Le gouvernement va présenter d'ici quelques mois un "plan d'action" pour mieux identifier et combattre les maltraitances à l'encontre des personnes dépendantes, âgées ou handicapées, un "fléau" que chacun doit avoir à cœur de dénoncer, a annoncé Agnès Buzyn le 24 janvier 2019. Il s'agira de "trouver des réponses claires et fortes face à des réalités insupportables", a déclaré la ministre de la Santé et des Solidarités, à l'occasion de la remise d'un rapport consacré à ces questions.
Des violences sous-estimées
Mots blessants, défauts de soins ou privation d'aller et venir : les maltraitances sont trop souvent sous-estimées, souligne ce rapport rédigé par une commission conjointe à deux instances consultatives, le Haut conseil de la famille et de l'âge (HCFEA) et le Conseil national consultatif des personnes handicapées (CNCPH). Dans les maisons de retraite, les établissements médicosociaux ou même lors des soins à domicile, cette "violence cachée" recouvre des situations très diverses, dont l'ampleur est mal mesurée, soulignent les auteurs, qui proposent des pistes pour mieux les identifier et les prévenir. "Il est rare qu'il n'existe qu'une seule cause lorsque la relation d'aide se dégrade, se salit (pour se transformer) en abus, vol, brutalité, emprise ou humiliation", a souligné l'un des auteurs du rapport, Denis Piveteau. "Les dérapages ont souvent une longue histoire. C'est toute la souffrance, toutes les tensions d'un cercle familial ou professionnel qui se déversent sur les personnes les plus vulnérables", a-t-il ajouté. Dénonçant la "persistance d'une forme de loi du silence", la secrétaire d'Etat chargée des Personnes handicapées, Sophie Cluzel, a évoqué la "très nette sous-déclaration des situations de maltraitance, encore plus marquée concernant les personnes en situation de handicap".

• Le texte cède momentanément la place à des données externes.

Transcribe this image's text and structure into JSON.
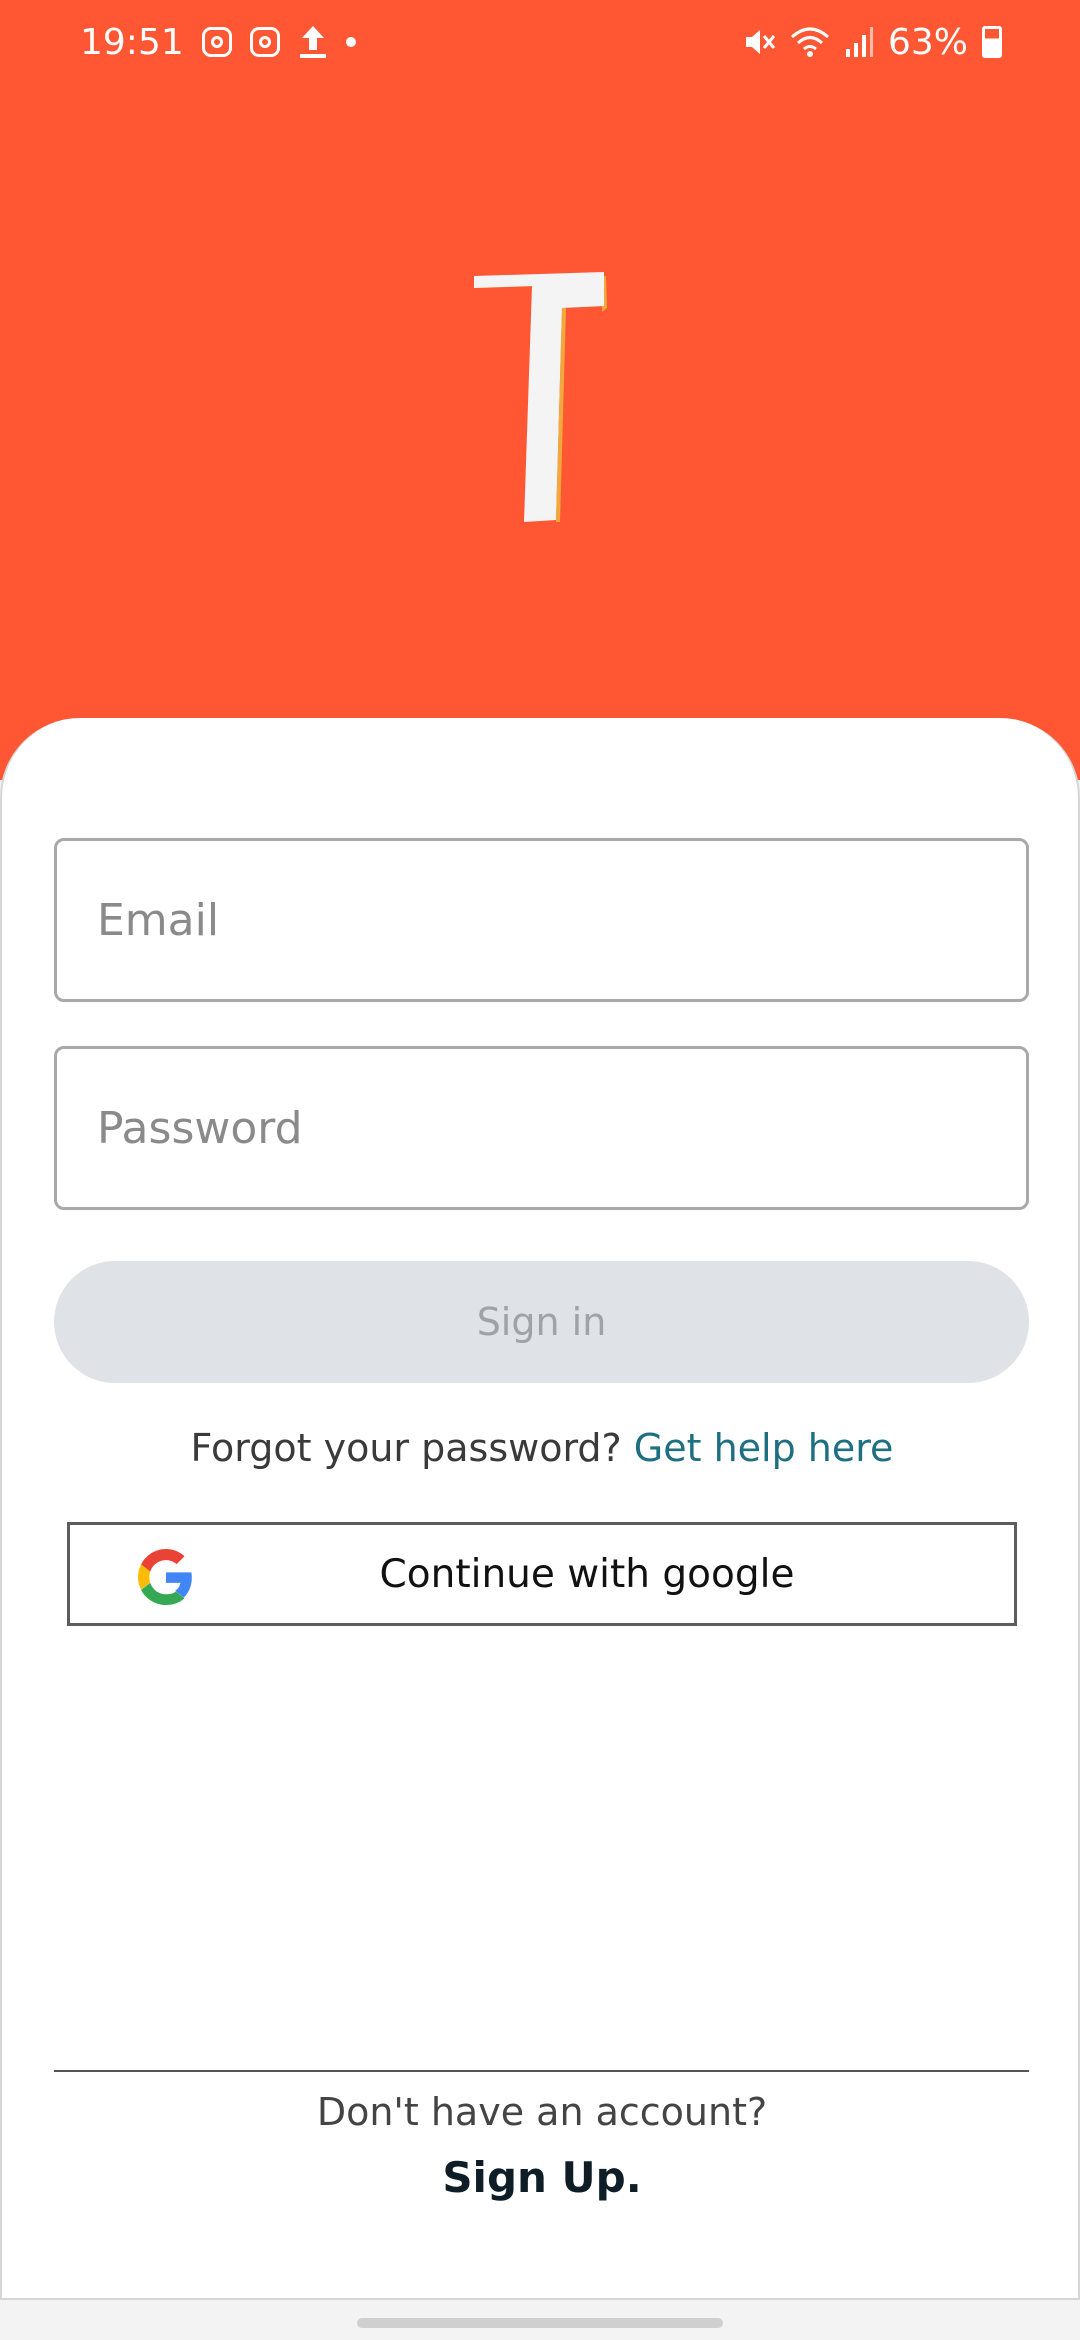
{
  "status_bar": {
    "time": "19:51",
    "battery": "63%"
  },
  "login": {
    "email_placeholder": "Email",
    "password_placeholder": "Password",
    "signin_label": "Sign in",
    "forgot_text": "Forgot your password? ",
    "forgot_link": "Get help here",
    "google_label": "Continue with google",
    "no_account_text": "Don't have an account?",
    "signup_label": "Sign Up."
  },
  "colors": {
    "brand": "#ff5733",
    "link": "#1f6f82",
    "button_disabled": "#dfe3e7"
  },
  "icons": [
    "instagram-icon",
    "instagram-icon",
    "upload-icon",
    "mute-icon",
    "wifi-icon",
    "signal-icon",
    "battery-icon",
    "google-icon"
  ]
}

Protéger mais pas enfermer
Qu'elle soit délibérée ou au contraire inconsciente, imputable à des individus ou plutôt à des logiques collectives, la maltraitance "échappe encore largement aux regards", et peut même être mésestimée par ceux-là mêmes "qui en sont victimes", soulignent les auteurs. Ils citent en exemple les cas d'une personne atteinte de la maladie d'Alzheimer qui se fait cracher au visage par une aide-soignante ou d'un petit garçon autiste que l'on oblige régulièrement à participer à des sessions de natation, malgré ses cris de révolte systématiques. Le rapport évoque également la "maltraitance institutionnelle" parfois à l'oeuvre dans les maisons de retraite en manque d'effectifs soignants : à cause de "défauts d'organisation" ou d"excès de productivité" imposés aux salariés, les professionnels peuvent y multiplier gestes "brusques, mécaniques ou sans bienveillance". Pour rester "bientraitants", les professionnels doivent veiller à ce que la nécessaire protection des personnes vulnérables contre les risques de la vie quotidienne ne devienne pas une entrave excessive à leur liberté.
Délimiter le secret professionnel
Pour remédier à ces situations, le rapport propose notamment de mettre l'accent sur la formation initiale et continue des professionnels. Il suggère également plusieurs pistes pour faciliter, en cas de maltraitance constatée, la remontée de l'information vers les personnes compétentes. Des instances territoriales spécifiques devraient être créées pour coordonner les "informations préoccupantes", et les professions médicales qui y siégeraient devraient être délivrées de leur secret professionnel. Le portail internet qui permet actuellement de signaler des "événements indésirables graves liés aux soins" devrait, par ailleurs, être étendu aux actes de maltraitance.
Casier judiciaire pour éviter les récidives
Autre proposition : l'autorité administrative devrait acquérir le pouvoir de suspendre temporairement un professionnel qui aurait commis une maltraitance, et de le contraindre à suivre une formation. Toute condamnation au pénal pour une atteinte aux personnes devrait obligatoirement figurer au casier judiciaire du professionnel concerné, et les employeurs seraient tenus de consulter ce casier avant toute embauche, préconise le rapport. Enfin, des indicateurs sur la "qualité de l'accompagnement" dans les établissements devraient être rendus publics sur Internet, et une "semaine contre la maltraitance" devrait être instituée pour "ouvrir le regard" sur le sujet.
Une mise en oeuvre rapide
Le gouvernement s'inspirera "très largement" de ce travail "très éclairant", a promis Mme Buzyn."Tout le monde doit se sentir concerné et impliqué", a-t-elle ajouté, précisant que ce plan d'action serait mis en oeuvre "dès cette année". Les mesures seront présentées avant le futur projet de loi sur le vieillissement et la dépendance, de manière à ce que ce dernier puisse inclure les éventuelles mesures législatives nécessaires à la lutte contre la maltraitance, a-t-elle encore indiqué.